File Processing Assignments
I will be attending a conference on Friday, March 6. As a replacement for class, you will
have the following “outside” assignment. You may either: 1. Meet as a group on Friday
during the regular class time and work on this project together submitting a single
solution, 2. Meet as a group on Friday and then continue working on this on your own
submitting your personal solution, or 3. Work on this entirely on your own on your own
submitting your own solution. You may not consult with others in the class about this
project outside of the Friday time slot. This will count as three routine assignments.
1. For this program, you will write a set of three functions display1(),
display2(), and display3() where the later functions refine earlier
functions. display1() should read the contents of a file and display it on the
screen. The name of the file will be hard coded into the function. display2()
should prompt the user for the name of the file rather than have the filename hard
coded into the function. Otherwise, it is the same as display1().
display3() will display the file with line numbers for each new line.
Otherwise, it is the same as display2().
2. Write an interactive program copy() that makes a copy of a file. It should
prompt the user for the name of the existing file and then the name for the new
file that will be created. The new file should be an exact duplicate of the original.
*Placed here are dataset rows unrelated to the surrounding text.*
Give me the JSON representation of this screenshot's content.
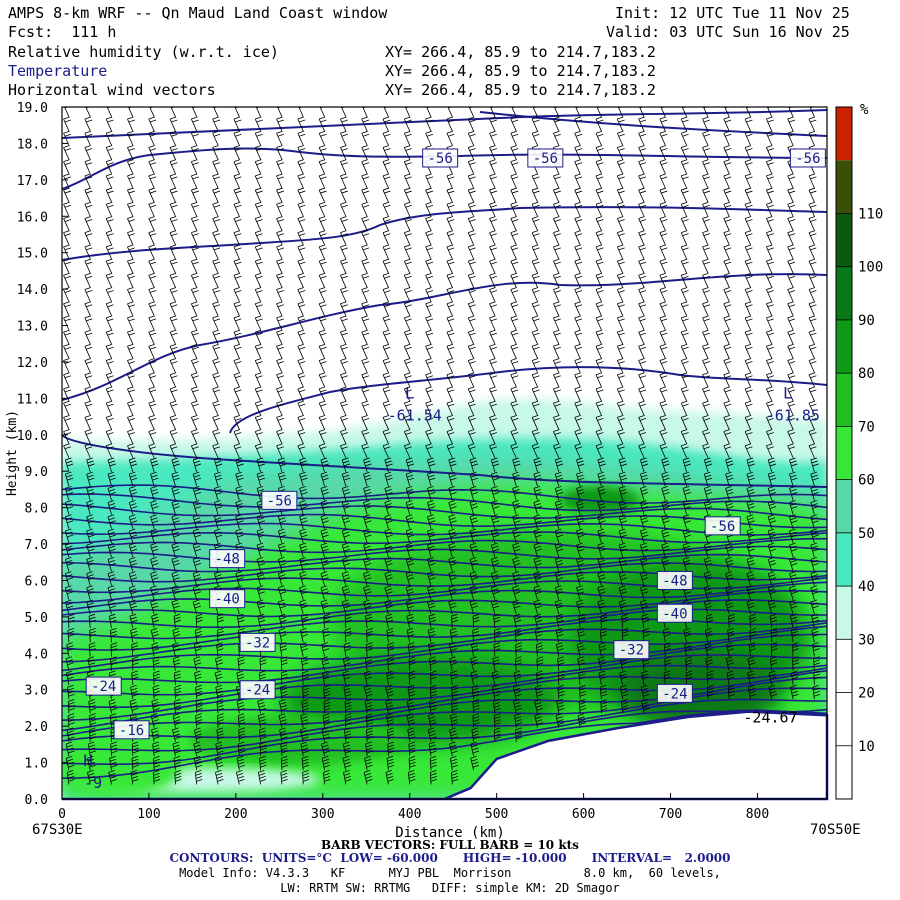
{
  "header": {
    "title": "AMPS 8-km WRF -- Qn Maud Land Coast window",
    "fcst": "Fcst:  111 h",
    "init": "Init: 12 UTC Tue 11 Nov 25",
    "valid": "Valid: 03 UTC Sun 16 Nov 25",
    "fields": [
      {
        "name": "Relative humidity (w.r.t. ice)",
        "xy": "XY= 266.4, 85.9 to 214.7,183.2"
      },
      {
        "name": "Temperature",
        "xy": "XY= 266.4, 85.9 to 214.7,183.2"
      },
      {
        "name": "Horizontal wind vectors",
        "xy": "XY= 266.4, 85.9 to 214.7,183.2"
      }
    ]
  },
  "chart_data": {
    "type": "heatmap",
    "title": "Relative humidity (w.r.t. ice), Temperature, Horizontal wind vectors",
    "xlabel": "Distance (km)",
    "ylabel": "Height (km)",
    "xlim": [
      0,
      880
    ],
    "ylim": [
      0,
      19
    ],
    "xticks": [
      0,
      100,
      200,
      300,
      400,
      500,
      600,
      700,
      800
    ],
    "yticks": [
      "0.0",
      "1.0",
      "2.0",
      "3.0",
      "4.0",
      "5.0",
      "6.0",
      "7.0",
      "8.0",
      "9.0",
      "10.0",
      "11.0",
      "12.0",
      "13.0",
      "14.0",
      "15.0",
      "16.0",
      "17.0",
      "18.0",
      "19.0"
    ],
    "left_endpoint": "67S30E",
    "right_endpoint": "70S50E",
    "colorbar": {
      "unit": "%",
      "levels": [
        10,
        20,
        30,
        40,
        50,
        60,
        70,
        80,
        90,
        100,
        110
      ],
      "colors": [
        "#ffffff",
        "#ffffff",
        "#ffffff",
        "#c8f8e8",
        "#48e8c0",
        "#58d8a8",
        "#38e838",
        "#20c020",
        "#109818",
        "#087818",
        "#0a5a10",
        "#3a5008",
        "#cc2200"
      ]
    },
    "contour_labels": [
      {
        "text": "-56",
        "x": 435,
        "h": 17.6
      },
      {
        "text": "-56",
        "x": 556,
        "h": 17.6
      },
      {
        "text": "-56",
        "x": 858,
        "h": 17.6
      },
      {
        "text": "-56",
        "x": 250,
        "h": 8.2
      },
      {
        "text": "-56",
        "x": 760,
        "h": 7.5
      },
      {
        "text": "-48",
        "x": 190,
        "h": 6.6
      },
      {
        "text": "-48",
        "x": 705,
        "h": 6.0
      },
      {
        "text": "-40",
        "x": 190,
        "h": 5.5
      },
      {
        "text": "-40",
        "x": 705,
        "h": 5.1
      },
      {
        "text": "-32",
        "x": 225,
        "h": 4.3
      },
      {
        "text": "-32",
        "x": 655,
        "h": 4.1
      },
      {
        "text": "-24",
        "x": 48,
        "h": 3.1
      },
      {
        "text": "-24",
        "x": 225,
        "h": 3.0
      },
      {
        "text": "-24",
        "x": 705,
        "h": 2.9
      },
      {
        "text": "-16",
        "x": 80,
        "h": 1.9
      }
    ],
    "extrema": [
      {
        "mark": "L",
        "value": "-61.54",
        "x": 400,
        "h": 11.0
      },
      {
        "mark": "L",
        "value": "-61.85",
        "x": 835,
        "h": 11.0
      },
      {
        "mark": "H",
        "value": "-9",
        "x": 30,
        "h": 0.9
      }
    ],
    "point_labels": [
      {
        "text": "-24.67",
        "x": 815,
        "h": 2.1
      }
    ],
    "terrain": [
      [
        0,
        0
      ],
      [
        440,
        0
      ],
      [
        470,
        0.3
      ],
      [
        500,
        1.1
      ],
      [
        560,
        1.6
      ],
      [
        640,
        1.95
      ],
      [
        720,
        2.25
      ],
      [
        790,
        2.4
      ],
      [
        880,
        2.3
      ]
    ]
  },
  "footer": {
    "barb": "BARB VECTORS: FULL BARB = 10 kts",
    "contours": "CONTOURS:  UNITS=°C  LOW= -60.000      HIGH= -10.000      INTERVAL=   2.0000",
    "model1": "Model Info: V4.3.3   KF      MYJ PBL  Morrison          8.0 km,  60 levels,",
    "model2": "LW: RRTM SW: RRTMG   DIFF: simple KM: 2D Smagor"
  }
}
3. Write an interactive program that makes a copy of a file where the contents of the
copy are the reverse of the original. That is, the last character in the first files will
be the first character in the new file, the next-to-last character in the first will be
the second character in the new file, etc. If you run this program twice, you
should have a copy of the original file. Hint: use the second problem as a starting
point.
4. Write a function stats(). This function should prompt the user for a file name
and should display summary statistics for the file. Specifically, it should display
the number of characters in the file, the number of lines in the file, and the
number of words in the file. You may assume that the file is well formatted with
single spaces between words and new-line characters at the end of each line. (As
the course progresses, we’ll see a better way of approaching this problem.) There
are two files on the class website that you can use to test your code. “snippet.txt”
contains 4 lines, 25 words, and 106 non-blank characters while “austen.txt”
contains 19 lines, 351 words, and 1454 non-blank characters. Hint: use the string
library described earlier in Chapter 4.
To submit these programs, you should email me your solution. This should be a single
email attachment of a text file that contains each function clearly identified. I should be
able to paste this file into IDLE and run your code.